Ed Gadrix, president and executive director of the Georgia Equine Education Project, said the committee assignment was what he was hoping for and would help the resolution's chances of moving on to the full House and Senate for a vote.
“We’ve spent a considerable amount of time educating the members of that committee about horse racing so they’re more knowledgeable about the issue itself,” said Gadrix of the resolution, which failed to move beyond the Judiciary Non-Civil Committee in 2010. “The chairman (of the Regulated Industries Committee) has some people in his district that are knowledgeable horsemen, and we’ve laid the foundation there for them.”
The bill is now in the hands of the chairman David Shafer, who will decide when and if the bill will have a hearing during Georgia’s current legislative session.
“We have been in touch with the leadership in the Senate, and if we can get it out of committee and the House, we think we have the most influential leadership in the Senate that will carry over,” said Gadrix.
Robert Meier, who serves as racing secretary on the interim board of the Georgia Thoroughbred Owners and Breeders’ Association, wasn’t as optimistic as Gadrix about the resolution’s chances, however.
“The House and Senate Representatives are just not prepared to pass it,” he said. “They still have to go home and explain something they can’t explain; they don’t understand it. It’s a push button ‘no’ for most of them anyway.
“But (the issue) is getting legs...one big plus is when the legislature is over this year, it’s a non-election cycle, which is a wonderful time to get together with these guys and bring them to states that are doing well (with racing) like Indiana, Louisiana, and Pennsylvania, or bring the people from those states to them and let them see why, how, and if it would work here. I expect a lot of momentum between this session and the next session.
“(The racing resolution) is visual, these guys are making a lot of noise, and they’re getting blurbs on TV and in the newspaper," Meier continued. "A lot of people are inquiring the status on it…(the Georgia Equine Education Project) is doing a good job at generating interest, but I don’t know how much interest they’re generating in non-horse people. If nothing else, they’re mobilizing the horse people, which can’t be bad.”

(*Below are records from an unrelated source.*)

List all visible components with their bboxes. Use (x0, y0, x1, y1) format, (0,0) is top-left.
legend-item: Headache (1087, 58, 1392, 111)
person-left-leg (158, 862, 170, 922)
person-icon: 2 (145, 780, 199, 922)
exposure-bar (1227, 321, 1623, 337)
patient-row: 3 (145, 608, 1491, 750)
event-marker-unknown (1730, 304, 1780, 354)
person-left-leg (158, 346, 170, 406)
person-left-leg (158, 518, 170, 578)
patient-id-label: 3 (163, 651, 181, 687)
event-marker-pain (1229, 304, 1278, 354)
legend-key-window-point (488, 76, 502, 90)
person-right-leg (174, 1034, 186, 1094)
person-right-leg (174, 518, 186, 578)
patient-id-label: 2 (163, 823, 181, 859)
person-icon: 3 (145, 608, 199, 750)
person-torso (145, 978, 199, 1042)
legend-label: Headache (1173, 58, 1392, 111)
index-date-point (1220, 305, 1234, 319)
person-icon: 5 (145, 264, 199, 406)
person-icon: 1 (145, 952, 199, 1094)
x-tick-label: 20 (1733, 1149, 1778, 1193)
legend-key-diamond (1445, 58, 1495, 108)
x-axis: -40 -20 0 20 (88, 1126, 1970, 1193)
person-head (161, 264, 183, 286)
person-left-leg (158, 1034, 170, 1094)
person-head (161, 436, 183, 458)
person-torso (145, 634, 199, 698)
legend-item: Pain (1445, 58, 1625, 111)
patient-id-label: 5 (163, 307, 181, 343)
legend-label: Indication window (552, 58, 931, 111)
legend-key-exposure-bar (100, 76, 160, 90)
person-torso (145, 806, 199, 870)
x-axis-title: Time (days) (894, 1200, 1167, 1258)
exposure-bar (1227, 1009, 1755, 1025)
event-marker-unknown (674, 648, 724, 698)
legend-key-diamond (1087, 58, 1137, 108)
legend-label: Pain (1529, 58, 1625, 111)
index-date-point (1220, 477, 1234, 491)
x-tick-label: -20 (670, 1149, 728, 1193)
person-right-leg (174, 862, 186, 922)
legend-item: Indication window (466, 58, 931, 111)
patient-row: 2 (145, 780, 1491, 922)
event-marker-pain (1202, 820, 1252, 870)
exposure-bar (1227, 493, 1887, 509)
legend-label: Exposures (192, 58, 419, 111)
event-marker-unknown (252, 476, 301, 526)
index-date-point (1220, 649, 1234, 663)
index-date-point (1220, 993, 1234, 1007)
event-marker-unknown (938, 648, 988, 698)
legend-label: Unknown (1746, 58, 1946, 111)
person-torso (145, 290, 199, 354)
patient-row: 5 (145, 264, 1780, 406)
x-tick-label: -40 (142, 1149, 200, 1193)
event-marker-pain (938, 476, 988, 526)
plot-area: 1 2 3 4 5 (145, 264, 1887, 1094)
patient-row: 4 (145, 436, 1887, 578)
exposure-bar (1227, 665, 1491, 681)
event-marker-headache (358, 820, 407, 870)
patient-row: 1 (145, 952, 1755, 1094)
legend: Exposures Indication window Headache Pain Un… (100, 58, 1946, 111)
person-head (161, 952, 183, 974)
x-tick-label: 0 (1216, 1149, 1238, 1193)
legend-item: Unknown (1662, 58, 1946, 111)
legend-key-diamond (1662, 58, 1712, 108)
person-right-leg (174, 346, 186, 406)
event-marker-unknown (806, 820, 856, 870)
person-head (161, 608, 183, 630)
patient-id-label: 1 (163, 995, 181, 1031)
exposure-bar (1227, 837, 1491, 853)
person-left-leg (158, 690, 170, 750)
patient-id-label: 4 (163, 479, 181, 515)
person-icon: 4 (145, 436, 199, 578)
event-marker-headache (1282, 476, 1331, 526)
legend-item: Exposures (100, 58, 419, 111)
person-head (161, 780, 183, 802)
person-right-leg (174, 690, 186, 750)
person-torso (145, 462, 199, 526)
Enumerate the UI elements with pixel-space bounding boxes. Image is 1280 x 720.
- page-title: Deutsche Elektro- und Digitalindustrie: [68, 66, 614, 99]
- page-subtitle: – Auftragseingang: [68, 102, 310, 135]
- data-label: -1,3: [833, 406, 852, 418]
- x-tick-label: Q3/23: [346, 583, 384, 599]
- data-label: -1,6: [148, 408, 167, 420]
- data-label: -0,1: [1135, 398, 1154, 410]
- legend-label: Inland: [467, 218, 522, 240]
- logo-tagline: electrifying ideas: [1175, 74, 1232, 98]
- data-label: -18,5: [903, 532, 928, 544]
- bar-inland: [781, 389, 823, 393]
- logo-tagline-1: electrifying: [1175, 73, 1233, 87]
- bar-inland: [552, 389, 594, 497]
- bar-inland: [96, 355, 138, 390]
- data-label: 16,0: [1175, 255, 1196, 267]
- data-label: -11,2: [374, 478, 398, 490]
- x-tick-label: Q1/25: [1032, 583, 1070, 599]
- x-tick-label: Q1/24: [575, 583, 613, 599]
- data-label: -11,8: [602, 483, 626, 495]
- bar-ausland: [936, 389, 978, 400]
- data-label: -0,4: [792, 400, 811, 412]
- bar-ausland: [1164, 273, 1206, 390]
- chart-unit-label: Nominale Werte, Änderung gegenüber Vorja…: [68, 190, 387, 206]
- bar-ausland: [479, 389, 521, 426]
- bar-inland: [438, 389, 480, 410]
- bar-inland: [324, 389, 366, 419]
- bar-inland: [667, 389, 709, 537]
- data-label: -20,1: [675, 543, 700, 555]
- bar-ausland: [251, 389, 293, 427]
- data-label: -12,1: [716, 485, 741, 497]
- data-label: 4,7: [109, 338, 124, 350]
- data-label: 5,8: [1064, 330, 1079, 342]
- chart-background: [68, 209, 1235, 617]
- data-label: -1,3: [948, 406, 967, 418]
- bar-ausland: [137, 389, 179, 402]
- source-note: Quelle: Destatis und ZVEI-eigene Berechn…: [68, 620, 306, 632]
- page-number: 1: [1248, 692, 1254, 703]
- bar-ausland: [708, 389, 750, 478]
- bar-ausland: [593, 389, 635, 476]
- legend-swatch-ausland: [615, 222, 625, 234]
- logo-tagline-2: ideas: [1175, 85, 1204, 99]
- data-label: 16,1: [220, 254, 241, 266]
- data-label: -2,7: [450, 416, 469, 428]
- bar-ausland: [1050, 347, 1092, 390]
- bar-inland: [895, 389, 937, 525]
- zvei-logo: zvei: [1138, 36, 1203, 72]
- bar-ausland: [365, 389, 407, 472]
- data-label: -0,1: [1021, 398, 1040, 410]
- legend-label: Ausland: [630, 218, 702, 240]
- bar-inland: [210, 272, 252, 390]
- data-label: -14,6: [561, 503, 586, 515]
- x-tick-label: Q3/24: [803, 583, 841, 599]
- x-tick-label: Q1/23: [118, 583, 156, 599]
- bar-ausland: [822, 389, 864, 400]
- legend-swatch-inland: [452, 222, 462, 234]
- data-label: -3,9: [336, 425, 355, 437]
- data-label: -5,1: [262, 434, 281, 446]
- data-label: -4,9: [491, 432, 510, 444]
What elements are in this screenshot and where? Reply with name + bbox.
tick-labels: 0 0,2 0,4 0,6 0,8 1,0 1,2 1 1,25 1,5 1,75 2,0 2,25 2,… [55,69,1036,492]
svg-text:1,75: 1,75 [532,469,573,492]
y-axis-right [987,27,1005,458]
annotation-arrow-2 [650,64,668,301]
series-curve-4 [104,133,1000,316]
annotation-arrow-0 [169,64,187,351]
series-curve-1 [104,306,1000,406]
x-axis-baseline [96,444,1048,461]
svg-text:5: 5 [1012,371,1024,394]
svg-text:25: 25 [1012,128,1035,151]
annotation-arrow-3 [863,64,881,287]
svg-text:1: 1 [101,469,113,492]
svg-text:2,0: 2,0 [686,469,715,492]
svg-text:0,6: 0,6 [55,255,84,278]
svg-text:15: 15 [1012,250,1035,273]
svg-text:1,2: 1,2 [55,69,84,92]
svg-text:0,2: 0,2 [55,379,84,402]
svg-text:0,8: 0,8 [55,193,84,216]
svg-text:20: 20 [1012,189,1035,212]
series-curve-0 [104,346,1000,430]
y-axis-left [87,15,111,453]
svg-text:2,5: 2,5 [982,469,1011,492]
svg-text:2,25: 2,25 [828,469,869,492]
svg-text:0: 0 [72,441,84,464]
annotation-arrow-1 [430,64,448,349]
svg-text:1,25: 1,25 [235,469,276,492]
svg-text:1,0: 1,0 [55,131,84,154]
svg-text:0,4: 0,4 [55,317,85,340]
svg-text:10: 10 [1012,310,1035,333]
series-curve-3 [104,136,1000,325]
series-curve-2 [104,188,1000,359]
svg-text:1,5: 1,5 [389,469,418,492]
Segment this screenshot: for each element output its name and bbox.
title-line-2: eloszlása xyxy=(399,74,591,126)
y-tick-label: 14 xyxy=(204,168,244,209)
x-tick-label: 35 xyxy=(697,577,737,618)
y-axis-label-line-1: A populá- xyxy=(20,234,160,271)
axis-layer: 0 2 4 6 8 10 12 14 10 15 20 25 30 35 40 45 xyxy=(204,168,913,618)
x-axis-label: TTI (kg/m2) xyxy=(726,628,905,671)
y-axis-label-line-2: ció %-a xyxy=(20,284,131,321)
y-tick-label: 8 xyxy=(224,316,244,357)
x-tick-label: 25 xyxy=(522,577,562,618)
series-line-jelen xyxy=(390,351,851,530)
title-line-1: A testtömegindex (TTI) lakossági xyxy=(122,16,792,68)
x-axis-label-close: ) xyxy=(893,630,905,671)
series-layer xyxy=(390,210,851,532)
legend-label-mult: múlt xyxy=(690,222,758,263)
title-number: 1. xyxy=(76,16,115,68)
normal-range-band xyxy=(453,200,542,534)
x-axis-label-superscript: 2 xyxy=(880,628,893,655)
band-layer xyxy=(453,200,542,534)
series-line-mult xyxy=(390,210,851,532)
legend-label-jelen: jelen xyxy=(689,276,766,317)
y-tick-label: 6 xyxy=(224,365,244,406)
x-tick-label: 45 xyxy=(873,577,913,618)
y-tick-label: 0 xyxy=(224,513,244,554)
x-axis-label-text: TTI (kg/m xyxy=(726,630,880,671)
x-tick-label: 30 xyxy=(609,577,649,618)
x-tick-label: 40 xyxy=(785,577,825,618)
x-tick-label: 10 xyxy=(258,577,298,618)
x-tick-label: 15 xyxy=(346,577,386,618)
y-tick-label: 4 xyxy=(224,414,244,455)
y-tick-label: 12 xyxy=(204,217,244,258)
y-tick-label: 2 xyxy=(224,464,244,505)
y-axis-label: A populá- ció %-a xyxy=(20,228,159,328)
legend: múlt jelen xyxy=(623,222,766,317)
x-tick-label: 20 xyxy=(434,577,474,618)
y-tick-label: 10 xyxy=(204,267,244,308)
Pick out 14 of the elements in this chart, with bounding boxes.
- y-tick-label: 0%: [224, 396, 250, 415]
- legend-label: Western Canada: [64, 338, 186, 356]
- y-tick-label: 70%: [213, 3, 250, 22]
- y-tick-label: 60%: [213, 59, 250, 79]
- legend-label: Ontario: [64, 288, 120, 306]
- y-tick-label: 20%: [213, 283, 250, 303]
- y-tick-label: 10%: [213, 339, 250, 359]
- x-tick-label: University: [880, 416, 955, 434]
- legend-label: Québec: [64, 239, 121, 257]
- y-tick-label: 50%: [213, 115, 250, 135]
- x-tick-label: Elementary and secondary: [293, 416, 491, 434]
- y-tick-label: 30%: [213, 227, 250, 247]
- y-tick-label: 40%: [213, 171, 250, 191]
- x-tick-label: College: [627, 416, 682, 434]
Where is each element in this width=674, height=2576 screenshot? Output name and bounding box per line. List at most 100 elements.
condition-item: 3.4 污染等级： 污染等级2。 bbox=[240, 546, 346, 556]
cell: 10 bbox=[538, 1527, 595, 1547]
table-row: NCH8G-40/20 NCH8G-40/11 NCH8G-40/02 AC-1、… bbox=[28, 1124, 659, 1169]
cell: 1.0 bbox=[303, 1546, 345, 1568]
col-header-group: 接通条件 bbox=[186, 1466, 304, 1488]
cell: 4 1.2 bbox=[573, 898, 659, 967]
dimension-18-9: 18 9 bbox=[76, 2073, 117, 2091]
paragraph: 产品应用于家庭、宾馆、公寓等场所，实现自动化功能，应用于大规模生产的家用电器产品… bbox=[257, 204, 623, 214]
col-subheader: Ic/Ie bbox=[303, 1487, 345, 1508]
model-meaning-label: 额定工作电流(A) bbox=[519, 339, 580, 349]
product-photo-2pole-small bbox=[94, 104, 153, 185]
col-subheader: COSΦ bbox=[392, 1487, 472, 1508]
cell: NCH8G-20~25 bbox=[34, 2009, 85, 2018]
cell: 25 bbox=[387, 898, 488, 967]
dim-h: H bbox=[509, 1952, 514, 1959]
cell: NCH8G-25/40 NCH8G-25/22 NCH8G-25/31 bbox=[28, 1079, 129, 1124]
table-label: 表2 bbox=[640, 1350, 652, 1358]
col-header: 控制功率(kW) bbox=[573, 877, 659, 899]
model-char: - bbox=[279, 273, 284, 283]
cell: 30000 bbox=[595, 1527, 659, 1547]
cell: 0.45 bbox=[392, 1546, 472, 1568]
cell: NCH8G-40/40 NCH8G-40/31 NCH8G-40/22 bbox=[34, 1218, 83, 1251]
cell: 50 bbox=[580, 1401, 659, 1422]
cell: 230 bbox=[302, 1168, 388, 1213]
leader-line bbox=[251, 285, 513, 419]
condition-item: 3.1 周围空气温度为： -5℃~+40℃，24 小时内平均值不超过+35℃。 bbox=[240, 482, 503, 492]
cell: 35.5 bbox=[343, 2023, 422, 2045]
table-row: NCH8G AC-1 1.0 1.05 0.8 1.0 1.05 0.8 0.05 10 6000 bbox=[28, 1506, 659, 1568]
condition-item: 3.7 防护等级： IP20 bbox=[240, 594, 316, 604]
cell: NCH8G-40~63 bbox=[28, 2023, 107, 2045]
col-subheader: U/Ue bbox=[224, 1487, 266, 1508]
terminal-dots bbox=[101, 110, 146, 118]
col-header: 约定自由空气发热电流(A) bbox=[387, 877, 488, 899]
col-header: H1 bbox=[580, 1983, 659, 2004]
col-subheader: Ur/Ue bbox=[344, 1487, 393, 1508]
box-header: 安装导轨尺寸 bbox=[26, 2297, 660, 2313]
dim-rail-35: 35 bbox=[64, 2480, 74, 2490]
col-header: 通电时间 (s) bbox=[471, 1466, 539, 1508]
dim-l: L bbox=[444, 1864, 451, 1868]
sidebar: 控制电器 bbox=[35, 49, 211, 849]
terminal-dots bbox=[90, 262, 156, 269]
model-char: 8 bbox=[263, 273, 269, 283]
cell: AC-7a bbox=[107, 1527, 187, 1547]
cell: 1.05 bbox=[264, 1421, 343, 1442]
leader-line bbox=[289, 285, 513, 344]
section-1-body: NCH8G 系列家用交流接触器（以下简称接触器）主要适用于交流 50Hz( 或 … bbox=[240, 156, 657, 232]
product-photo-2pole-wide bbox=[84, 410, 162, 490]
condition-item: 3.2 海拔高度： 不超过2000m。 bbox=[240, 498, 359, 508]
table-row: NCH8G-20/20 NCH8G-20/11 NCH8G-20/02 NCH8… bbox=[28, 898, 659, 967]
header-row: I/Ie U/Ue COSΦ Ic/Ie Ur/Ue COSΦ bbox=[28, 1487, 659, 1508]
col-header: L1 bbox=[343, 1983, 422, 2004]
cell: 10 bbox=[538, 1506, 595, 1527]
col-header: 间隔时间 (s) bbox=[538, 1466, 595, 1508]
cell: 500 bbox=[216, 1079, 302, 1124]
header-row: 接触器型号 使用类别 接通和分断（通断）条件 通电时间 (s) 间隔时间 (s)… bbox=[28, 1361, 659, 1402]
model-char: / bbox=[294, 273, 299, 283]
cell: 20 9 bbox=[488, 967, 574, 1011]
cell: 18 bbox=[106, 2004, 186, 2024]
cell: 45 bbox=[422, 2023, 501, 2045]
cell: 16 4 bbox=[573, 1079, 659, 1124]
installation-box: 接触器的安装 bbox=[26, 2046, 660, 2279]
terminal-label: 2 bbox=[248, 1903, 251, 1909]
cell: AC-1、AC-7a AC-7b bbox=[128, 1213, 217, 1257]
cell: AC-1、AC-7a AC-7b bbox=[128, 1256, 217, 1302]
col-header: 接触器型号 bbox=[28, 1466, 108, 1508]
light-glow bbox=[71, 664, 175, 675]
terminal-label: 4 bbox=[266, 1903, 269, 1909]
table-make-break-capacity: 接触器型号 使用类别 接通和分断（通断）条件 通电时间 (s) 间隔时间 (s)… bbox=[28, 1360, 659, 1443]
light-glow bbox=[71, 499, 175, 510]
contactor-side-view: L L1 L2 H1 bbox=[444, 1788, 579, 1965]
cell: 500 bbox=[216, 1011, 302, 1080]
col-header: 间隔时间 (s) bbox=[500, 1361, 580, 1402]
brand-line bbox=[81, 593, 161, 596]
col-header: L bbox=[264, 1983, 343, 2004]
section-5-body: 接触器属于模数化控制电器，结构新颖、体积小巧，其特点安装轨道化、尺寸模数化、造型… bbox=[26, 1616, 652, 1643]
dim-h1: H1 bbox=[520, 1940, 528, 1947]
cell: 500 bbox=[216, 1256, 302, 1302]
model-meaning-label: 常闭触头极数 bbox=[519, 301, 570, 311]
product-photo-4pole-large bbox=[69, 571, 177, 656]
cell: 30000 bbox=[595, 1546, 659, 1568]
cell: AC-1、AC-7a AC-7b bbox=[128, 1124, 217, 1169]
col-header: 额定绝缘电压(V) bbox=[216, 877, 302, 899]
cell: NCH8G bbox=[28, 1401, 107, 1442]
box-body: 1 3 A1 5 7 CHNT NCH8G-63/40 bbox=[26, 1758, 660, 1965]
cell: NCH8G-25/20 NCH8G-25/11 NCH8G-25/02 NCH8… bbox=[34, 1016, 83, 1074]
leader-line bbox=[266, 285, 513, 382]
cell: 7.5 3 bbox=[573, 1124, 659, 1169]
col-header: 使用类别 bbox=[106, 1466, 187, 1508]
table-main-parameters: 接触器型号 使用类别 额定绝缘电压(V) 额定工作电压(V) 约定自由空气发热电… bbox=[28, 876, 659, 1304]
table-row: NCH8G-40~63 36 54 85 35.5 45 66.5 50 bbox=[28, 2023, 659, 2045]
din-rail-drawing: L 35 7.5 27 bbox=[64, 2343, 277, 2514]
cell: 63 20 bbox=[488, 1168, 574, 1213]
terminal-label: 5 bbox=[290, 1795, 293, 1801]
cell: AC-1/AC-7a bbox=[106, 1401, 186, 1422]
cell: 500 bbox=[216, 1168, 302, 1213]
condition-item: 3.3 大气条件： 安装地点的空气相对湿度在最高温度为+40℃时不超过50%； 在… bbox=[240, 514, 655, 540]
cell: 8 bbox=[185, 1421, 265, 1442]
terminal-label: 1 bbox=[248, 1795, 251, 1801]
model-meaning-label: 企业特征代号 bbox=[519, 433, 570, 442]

Meier added that before passing racing legislation, senators from around Georgia need to know exactly what kind of economic impact it could have for their individual districts. “Most of the representatives and senators see this as a bill that would be good for Atlanta, but I would want to see how it would affect my district—the land, crops, etc.,” he said. “I don’t think enough has been done to honestly answer those questions. You can say (racing) will help, but how many jobs it will create, I don’t know.”